Walter salió. Maud fue al baño que había al final del pasillo y luego regresó a la suite. Se quitó la ropa y se metió en la cama desnuda. Casi sentía que ya no le importaba lo que ocurriera. Se amaban y estaban juntos, y si eso era todo lo que tenían, sería suficiente.

Walter volvió unos minutos después. Traía una expresión sombría, y Maud supo de inmediato que le habían dado malas noticias.

—Gran Bretaña le ha declarado la guerra a Alemania —dijo él.

—¡Oh, Walter, lo siento muchísimo!

—La embajada ha recibido el mensaje hace una hora. El joven Nicolson lo ha traído desde el Foreign Office y ha sacado de la cama al príncipe Lichnowsky.

Sabían que era prácticamente seguro que iba a suceder, pero, aun así, la realidad golpeó a Maud como un mazo. También Walter, vio ella entonces, estaba alterado.

Se quitó la ropa con movimientos automáticos, como si llevara años desvistiéndose delante de su mujer.

—Nos vamos mañana —dijo. Se quitó los calzones, y ella vio que su pene en estado normal era pequeño y arrugado—. Tengo que estar en la estación de Liverpool Street con la maleta hecha a las diez en punto. —Apagó la luz eléctrica y se metió en la cama con ella.

Se quedaron tumbados uno junto al otro, sin tocarse, y durante unos horribles instantes Maud pensó que se quedaría dormido así; entonces Walter se volvió hacia ella, la abrazó y le dio un beso en la boca. A pesar de todo, ella se sentía embriagada de deseo por él; de hecho, era casi como si sus problemas le hubieran hecho amarlo con más intensidad y más desesperación. Maud sintió cómo su pene crecía y se endurecía contra su suave barriga. Un momento después, se puso sobre ella. Igual que antes, se inclinó sobre el brazo izquierdo y la tocó con la mano derecha. Igual que antes, Maud sintió su pene erecto que intentaba abrirse paso entre sus labios. Igual que antes, le dolió… pero solo un momento. Esta vez se deslizó dentro de ella.

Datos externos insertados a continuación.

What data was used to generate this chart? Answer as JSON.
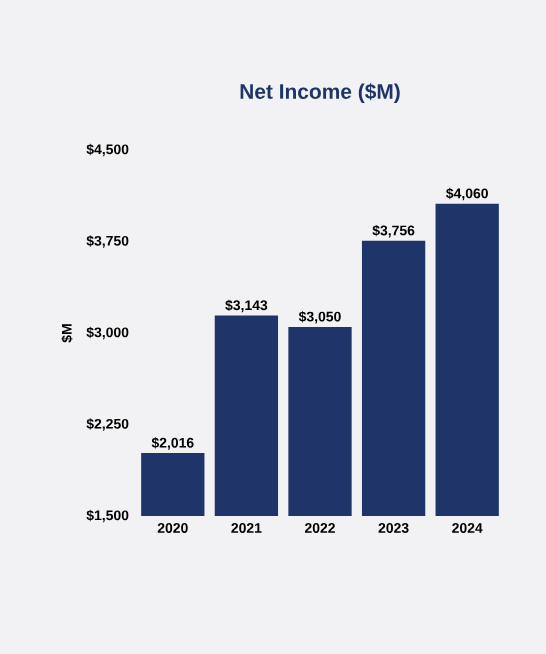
{
  "chart_data": {
    "type": "bar",
    "title": "Net Income ($M)",
    "ylabel": "$M",
    "categories": [
      "2020",
      "2021",
      "2022",
      "2023",
      "2024"
    ],
    "values": [
      2016,
      3143,
      3050,
      3756,
      4060
    ],
    "value_labels": [
      "$2,016",
      "$3,143",
      "$3,050",
      "$3,756",
      "$4,060"
    ],
    "color": "#1f3468",
    "ylim": [
      1500,
      4500
    ],
    "yticks": [
      {
        "value": 1500,
        "label": "$1,500"
      },
      {
        "value": 2250,
        "label": "$2,250"
      },
      {
        "value": 3000,
        "label": "$3,000"
      },
      {
        "value": 3750,
        "label": "$3,750"
      },
      {
        "value": 4500,
        "label": "$4,500"
      }
    ]
  }
}
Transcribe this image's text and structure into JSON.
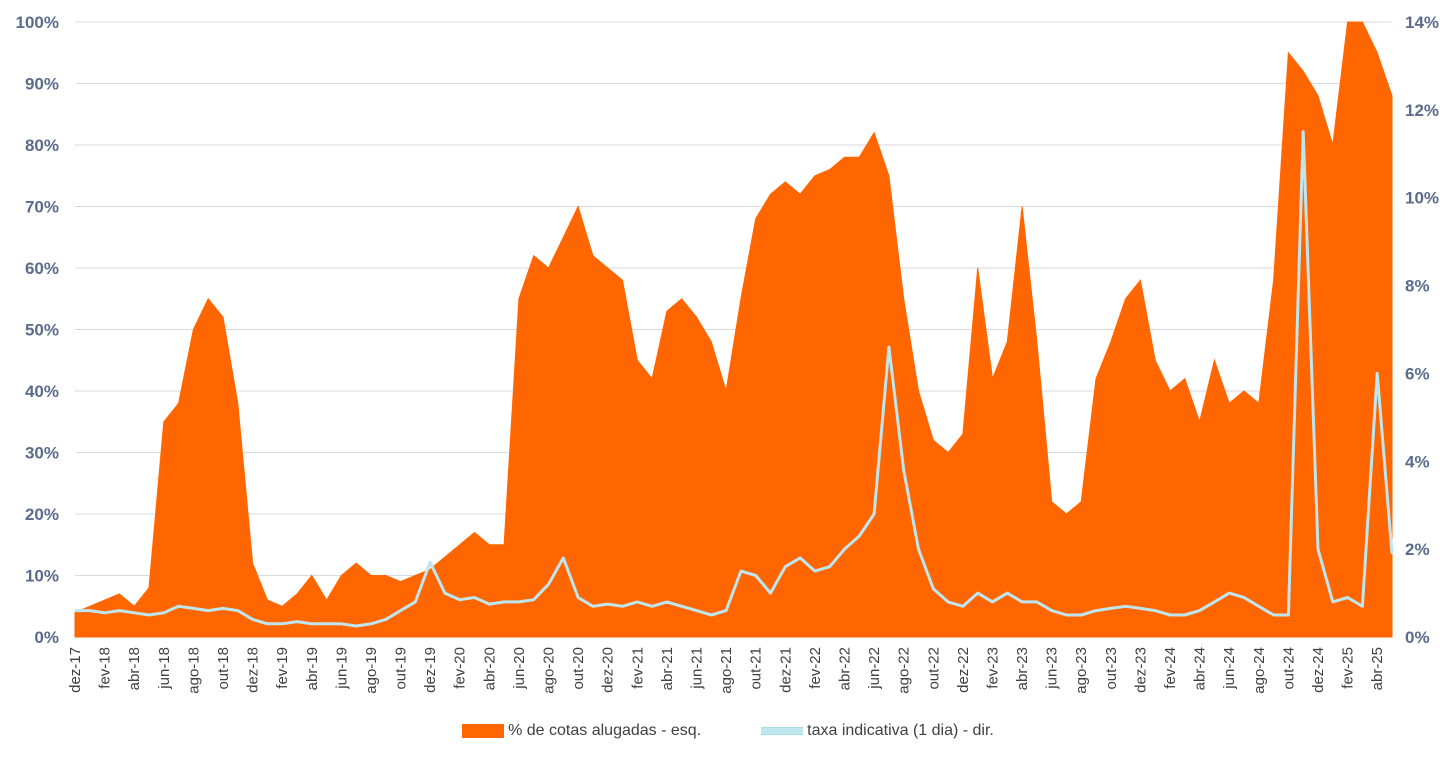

Se produjo un momento más de resistencia, y entonces perdió la virginidad; de repente, él había entrado hasta el fondo y quedaron unidos en el abrazo más antiguo del mundo.

—Oh, gracias al cielo —dijo Maud.

Después, el alivio dio paso al placer, y empezó a moverse con él a un ritmo feliz. Y así, por fin, hicieron el amor.

SEGUNDA PARTE

La guerra de los gigantes

12

Agosto de 1914

I

Katerina estaba angustiada. Cuando los carteles que anunciaban la movilización de las tropas empapelaron San Petersburgo, se quedó llorando sentada en la habitación de Grigori, peinándose su larga y rubia melena con los dedos, como si estuviera loca, y repitiendo: «¿Qué voy a hacer? ¿Qué voy a hacer?».

Al verla, Grigori sintió ganas de estrecharla entre sus brazos, besar sus lágrimas hasta enjugarlas y prometerle que jamás la abandonaría. Sin embargo, no podía prometerle tal cosa y, además, ella estaba enamorada de su hermano, no de él.

Grigori había hecho el servicio militar y, por tanto, era reservista; en teoría, un soldado listo para entrar en combate. De hecho, gran parte de su instrucción había consistido en practicar la marcha y la construcción de carreteras. No obstante, creía que iba a estar entre los primeros llamados a filas.

Aquello lo hacía sentirse furioso. La guerra era algo tan estúpido y descabellado como todo lo que hacía el zar Nicolás. Se había cometido un asesinato en Bosnia, y un mes después, ¡Rusia estaba en guerra con Alemania! Miles de trabajadores y campesinos perderían la vida en ambos bandos, y no se lograría nada. Para Grigori y para todos sus conocidos, aquella era la prueba de que la nobleza rusa era demasiado idiota para gobernar.